October 9, 2023
Games Lift: Pipapo Games get the joke
Pipapo Games know how to make a concerted effort. The team behind "Map Map" reports to the interview in a bright mood, helps each other out on every question and still manages to take their own plans very seriously.

Even the title hides a punch line. “We found it funny that our characters’ speech sounds just like saying “mapmap” over and over,” explains Clara Müller.
“Map Map” is a fitting title in more ways than one. It’s not just a pun, it points to the game’s main theme: “Map Map” is literally a game about maps. Players have to find their way on different islands, measure distances, determine positions. They will have to annotate and design their own maps. At the same time, it’s a cozy adventure story about kids before the dawn of their teenage years, searching for treasure and building tree houses.
Pipapo Games step into the Games Lift Incubator as a team of four: Annika Neumann is the programming lead and responsible for UI design, Lukas Hort designs the game and helps with programming, Laura Hantschel does concept art and art direction, Clara Müller manages the project and is the team’s environment artist. Pipapo found each other at HAW Hamburg’s Games Master course, and they bring a varied set of qualifications with them. Among them are Annika’s experience working on the Games Lift alumni project “Leif's Adventure”, or Lukas shipping the project “Puppet Play” on Steam. In Hamburg, they immediately clicked with each other “because we all wanted to start a business,” Lukas explains. The goals were compatible. So was the sense of humor, apparently.

Cozy game, serious map
“We’ve always been a playful team,” Annika says. It shows in the game’s mood. When the kids in “Map Map” place a house, it should have “at least a slide and maybe a fire pole.” When describing their game, the word “cozy” keeps coming up.

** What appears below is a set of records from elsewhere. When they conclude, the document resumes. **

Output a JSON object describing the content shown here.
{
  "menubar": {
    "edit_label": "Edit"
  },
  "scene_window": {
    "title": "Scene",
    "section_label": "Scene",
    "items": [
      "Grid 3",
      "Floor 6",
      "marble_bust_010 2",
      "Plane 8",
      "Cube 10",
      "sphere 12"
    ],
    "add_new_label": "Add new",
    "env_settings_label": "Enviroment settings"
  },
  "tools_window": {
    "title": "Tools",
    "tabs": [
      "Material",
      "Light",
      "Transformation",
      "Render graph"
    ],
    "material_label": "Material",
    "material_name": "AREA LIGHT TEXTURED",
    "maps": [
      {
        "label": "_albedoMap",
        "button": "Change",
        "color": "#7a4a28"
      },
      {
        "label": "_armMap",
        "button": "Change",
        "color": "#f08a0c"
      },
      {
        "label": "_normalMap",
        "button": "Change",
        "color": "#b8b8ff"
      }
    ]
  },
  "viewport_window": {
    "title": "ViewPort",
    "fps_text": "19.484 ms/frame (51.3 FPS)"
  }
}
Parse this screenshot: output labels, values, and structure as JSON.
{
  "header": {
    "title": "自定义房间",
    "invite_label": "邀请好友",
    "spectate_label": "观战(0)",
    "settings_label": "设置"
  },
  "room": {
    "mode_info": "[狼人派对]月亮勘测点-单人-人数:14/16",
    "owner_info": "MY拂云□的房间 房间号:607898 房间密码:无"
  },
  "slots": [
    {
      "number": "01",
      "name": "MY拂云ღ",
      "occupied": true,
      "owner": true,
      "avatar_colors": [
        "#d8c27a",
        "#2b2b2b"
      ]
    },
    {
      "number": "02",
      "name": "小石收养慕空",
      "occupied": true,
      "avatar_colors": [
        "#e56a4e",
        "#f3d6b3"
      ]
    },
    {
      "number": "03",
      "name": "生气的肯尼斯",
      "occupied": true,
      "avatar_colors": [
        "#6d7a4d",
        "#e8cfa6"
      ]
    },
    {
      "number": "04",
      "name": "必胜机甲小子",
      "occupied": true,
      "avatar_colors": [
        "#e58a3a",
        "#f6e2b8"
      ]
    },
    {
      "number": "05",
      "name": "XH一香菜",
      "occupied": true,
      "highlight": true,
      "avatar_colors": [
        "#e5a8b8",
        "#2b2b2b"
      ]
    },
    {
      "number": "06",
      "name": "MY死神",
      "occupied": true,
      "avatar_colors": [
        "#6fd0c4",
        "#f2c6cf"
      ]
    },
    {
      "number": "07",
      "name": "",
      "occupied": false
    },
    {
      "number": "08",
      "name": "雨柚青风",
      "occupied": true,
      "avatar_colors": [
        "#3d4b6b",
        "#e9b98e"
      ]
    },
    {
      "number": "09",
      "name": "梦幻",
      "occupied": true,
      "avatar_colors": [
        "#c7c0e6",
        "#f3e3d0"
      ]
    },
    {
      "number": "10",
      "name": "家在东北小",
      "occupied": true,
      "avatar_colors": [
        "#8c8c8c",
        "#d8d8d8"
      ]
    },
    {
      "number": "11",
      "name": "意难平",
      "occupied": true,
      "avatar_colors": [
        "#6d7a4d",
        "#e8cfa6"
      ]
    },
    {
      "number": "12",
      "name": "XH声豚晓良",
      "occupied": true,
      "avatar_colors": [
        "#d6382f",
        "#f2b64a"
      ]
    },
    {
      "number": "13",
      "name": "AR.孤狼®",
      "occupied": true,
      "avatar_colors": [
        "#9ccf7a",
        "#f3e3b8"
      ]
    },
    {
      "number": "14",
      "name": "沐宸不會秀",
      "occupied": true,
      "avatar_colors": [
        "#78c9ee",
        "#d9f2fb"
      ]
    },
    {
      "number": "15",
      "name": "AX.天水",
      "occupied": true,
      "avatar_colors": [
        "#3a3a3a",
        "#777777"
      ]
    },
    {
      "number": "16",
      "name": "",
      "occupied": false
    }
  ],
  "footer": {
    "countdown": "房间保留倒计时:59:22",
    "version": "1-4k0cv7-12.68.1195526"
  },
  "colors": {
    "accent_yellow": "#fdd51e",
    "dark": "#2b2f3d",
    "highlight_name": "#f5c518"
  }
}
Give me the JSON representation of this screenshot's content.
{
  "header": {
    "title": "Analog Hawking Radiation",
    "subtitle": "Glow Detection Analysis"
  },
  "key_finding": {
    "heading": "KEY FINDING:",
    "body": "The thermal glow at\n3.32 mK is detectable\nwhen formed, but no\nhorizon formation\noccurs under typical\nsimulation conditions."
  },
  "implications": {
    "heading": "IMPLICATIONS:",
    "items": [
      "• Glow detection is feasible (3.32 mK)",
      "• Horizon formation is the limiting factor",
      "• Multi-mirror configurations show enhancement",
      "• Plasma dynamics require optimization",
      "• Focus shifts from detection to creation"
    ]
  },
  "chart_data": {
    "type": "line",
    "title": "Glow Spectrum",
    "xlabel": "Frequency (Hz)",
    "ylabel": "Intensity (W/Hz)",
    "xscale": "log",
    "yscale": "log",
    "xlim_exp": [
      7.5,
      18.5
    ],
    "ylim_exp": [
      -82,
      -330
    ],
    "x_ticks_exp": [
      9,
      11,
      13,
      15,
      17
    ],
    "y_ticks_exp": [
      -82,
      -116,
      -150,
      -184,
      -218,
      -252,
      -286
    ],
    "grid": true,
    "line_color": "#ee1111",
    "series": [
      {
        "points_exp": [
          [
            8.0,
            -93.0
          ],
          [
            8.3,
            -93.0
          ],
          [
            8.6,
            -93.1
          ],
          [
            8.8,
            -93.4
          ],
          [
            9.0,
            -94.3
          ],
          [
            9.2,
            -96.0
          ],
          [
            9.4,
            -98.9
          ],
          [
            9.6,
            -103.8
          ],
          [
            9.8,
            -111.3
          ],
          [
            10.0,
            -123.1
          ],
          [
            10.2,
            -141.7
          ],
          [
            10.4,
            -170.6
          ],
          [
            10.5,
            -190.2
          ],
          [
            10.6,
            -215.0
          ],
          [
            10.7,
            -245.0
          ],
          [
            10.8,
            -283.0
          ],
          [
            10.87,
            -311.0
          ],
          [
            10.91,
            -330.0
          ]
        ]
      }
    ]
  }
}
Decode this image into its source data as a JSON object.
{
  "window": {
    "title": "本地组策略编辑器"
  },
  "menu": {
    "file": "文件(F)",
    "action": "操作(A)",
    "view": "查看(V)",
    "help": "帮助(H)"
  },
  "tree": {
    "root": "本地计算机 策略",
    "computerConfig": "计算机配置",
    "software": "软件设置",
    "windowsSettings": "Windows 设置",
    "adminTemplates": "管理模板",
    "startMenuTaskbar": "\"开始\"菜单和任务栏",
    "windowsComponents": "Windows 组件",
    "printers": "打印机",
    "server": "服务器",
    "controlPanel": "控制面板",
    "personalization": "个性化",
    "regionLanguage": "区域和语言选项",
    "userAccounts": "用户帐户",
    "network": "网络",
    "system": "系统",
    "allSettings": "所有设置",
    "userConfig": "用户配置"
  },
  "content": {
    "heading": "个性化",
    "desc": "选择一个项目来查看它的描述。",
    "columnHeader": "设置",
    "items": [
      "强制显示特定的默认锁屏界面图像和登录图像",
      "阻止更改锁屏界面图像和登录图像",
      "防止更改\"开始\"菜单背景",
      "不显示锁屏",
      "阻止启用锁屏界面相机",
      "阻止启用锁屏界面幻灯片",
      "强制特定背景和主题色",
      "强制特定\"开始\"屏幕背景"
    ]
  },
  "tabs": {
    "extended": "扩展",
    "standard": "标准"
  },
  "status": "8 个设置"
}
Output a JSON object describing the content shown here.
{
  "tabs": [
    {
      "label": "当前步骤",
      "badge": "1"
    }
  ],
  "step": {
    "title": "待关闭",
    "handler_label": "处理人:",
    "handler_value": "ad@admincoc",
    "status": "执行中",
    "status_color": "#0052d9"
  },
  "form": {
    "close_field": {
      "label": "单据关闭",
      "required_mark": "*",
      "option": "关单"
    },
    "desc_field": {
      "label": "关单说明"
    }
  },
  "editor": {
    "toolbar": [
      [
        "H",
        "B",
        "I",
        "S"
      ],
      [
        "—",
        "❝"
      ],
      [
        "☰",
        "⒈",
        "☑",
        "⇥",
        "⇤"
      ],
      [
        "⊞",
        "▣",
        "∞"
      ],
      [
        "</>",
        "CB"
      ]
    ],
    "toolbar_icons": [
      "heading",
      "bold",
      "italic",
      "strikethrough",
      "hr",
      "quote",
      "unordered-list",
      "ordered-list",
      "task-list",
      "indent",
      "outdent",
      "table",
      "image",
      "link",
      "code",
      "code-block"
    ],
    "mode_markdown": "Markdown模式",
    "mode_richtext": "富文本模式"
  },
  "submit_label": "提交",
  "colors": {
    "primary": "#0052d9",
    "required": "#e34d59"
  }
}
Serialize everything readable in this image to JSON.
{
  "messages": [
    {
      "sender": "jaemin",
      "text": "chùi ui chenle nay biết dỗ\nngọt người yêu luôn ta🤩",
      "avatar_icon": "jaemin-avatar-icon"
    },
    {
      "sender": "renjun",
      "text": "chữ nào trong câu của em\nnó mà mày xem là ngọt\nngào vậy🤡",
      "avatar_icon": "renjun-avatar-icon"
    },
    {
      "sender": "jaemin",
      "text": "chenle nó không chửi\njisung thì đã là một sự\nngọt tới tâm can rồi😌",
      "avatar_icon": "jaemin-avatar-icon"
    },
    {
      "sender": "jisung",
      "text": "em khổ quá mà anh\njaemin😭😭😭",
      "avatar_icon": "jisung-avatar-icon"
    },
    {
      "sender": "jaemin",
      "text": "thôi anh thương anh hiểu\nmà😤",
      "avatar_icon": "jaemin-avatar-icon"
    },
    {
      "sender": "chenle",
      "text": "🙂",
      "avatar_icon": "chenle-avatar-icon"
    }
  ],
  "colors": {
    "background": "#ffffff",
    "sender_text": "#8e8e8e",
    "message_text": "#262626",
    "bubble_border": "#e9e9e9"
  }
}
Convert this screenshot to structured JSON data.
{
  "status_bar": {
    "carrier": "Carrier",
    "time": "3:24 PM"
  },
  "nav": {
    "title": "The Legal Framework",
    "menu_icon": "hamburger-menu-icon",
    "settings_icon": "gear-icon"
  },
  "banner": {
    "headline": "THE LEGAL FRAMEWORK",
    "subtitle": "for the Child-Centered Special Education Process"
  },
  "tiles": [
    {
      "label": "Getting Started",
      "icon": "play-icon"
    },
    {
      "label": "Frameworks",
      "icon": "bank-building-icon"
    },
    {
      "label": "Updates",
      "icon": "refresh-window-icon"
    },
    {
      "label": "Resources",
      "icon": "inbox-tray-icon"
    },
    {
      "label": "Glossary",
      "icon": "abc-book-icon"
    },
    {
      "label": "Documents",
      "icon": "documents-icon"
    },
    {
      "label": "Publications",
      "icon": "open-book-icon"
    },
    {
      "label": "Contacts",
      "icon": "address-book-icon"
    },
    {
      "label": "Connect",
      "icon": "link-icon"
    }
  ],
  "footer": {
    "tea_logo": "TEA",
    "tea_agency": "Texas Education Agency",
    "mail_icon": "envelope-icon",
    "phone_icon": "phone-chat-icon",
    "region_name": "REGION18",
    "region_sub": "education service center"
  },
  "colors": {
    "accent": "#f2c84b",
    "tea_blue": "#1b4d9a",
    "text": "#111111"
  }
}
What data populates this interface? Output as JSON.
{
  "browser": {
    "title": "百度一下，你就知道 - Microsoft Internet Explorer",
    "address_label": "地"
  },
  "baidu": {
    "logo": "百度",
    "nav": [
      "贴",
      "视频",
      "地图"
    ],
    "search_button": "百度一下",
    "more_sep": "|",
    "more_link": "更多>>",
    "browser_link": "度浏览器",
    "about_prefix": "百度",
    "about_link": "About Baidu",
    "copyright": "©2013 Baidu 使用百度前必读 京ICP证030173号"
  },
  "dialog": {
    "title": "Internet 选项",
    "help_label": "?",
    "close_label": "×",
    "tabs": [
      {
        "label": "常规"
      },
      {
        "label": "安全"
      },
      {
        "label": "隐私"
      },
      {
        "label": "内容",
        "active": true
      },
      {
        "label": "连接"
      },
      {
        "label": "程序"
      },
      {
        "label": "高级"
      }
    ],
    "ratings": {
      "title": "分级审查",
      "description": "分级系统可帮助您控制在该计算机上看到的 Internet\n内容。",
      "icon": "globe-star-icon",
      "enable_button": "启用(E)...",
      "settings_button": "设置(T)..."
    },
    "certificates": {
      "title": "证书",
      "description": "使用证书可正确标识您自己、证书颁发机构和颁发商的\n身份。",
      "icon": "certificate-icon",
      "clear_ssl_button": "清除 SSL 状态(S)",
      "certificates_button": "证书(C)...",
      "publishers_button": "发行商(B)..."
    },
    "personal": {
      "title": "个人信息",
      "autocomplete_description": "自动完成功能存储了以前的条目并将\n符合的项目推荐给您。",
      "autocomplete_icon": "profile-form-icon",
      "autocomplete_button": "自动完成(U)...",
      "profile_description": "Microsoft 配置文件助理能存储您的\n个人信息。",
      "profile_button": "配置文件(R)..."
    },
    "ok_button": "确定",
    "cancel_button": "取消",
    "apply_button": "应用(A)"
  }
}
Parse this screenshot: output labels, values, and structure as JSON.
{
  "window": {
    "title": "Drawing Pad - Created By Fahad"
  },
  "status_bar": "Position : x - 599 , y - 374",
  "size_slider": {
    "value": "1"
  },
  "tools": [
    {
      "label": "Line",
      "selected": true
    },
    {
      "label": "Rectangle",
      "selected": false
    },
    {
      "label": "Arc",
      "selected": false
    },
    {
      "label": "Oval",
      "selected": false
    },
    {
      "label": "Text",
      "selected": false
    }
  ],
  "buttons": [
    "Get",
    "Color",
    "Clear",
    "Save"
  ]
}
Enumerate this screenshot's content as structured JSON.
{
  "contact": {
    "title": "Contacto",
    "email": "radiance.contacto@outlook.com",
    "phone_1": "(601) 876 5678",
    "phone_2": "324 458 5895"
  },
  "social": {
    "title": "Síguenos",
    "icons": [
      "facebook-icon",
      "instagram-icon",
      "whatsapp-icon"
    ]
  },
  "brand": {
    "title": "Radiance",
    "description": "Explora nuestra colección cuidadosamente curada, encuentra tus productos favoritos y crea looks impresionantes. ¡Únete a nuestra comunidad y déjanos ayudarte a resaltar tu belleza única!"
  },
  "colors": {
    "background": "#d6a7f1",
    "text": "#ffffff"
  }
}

The game may require careful thinking and close attention to detail, but at the same time it is meant to remain open and inviting, not to stress players or give them time limits. “Map Map” will invite players into a colorful, beautiful world.
The basic idea: Kids travel to different islands with the most barebones map possible, showing just the outlines of the land mass. It will be the kids’ job to draw in everything else, and to change the landscape while doing so. One example mission describes the perfect location for a house, and the kids have to mark it on the map accordingly. “The map shouldn't just be a means to an end,” Laura explains. Observing closely, navigating and making inferences are essential game mechanisms.
The focus on searching and navigating as core mechanics sounds unusual. Yet there is a big hit that revolves around this very idea. “I've been big on GeoGuessr for years,” says Lukas. By now, the team also likes to guess together cooperatively.

Light mood, concrete plans
But that was just the starting point; Pipapo Games are going in a completely different direction. “Map Map” won’t look anything like Street View’s plain realism. The art style aims to be colorful, cozy and playful, but it is still being worked out. Since “Map Map” is already present on social media (Instagram or X), optics play an outsize role.
Laura explains that, while humor is important to the team, they are pursuing “very concrete plans”. Pipapo’s experience in the Games Lift Incubator is a case in point. The team highlight learnings made in workshops on market analysis or production. Annika lauds the mentors’ take on the decision to self-publish. One person praised it, another one criticized it. But Annika isn’t joking. She actually found the different takes helpful: “Both had important points!”
Pipapo Games are in the Games Lift Incubator with a clear goal: developing a production plan with concrete milestones to keep the project in check and make it financially accountable. Pipapo may put a big emphasis on fun while working. But they know how important a good roadmap can be.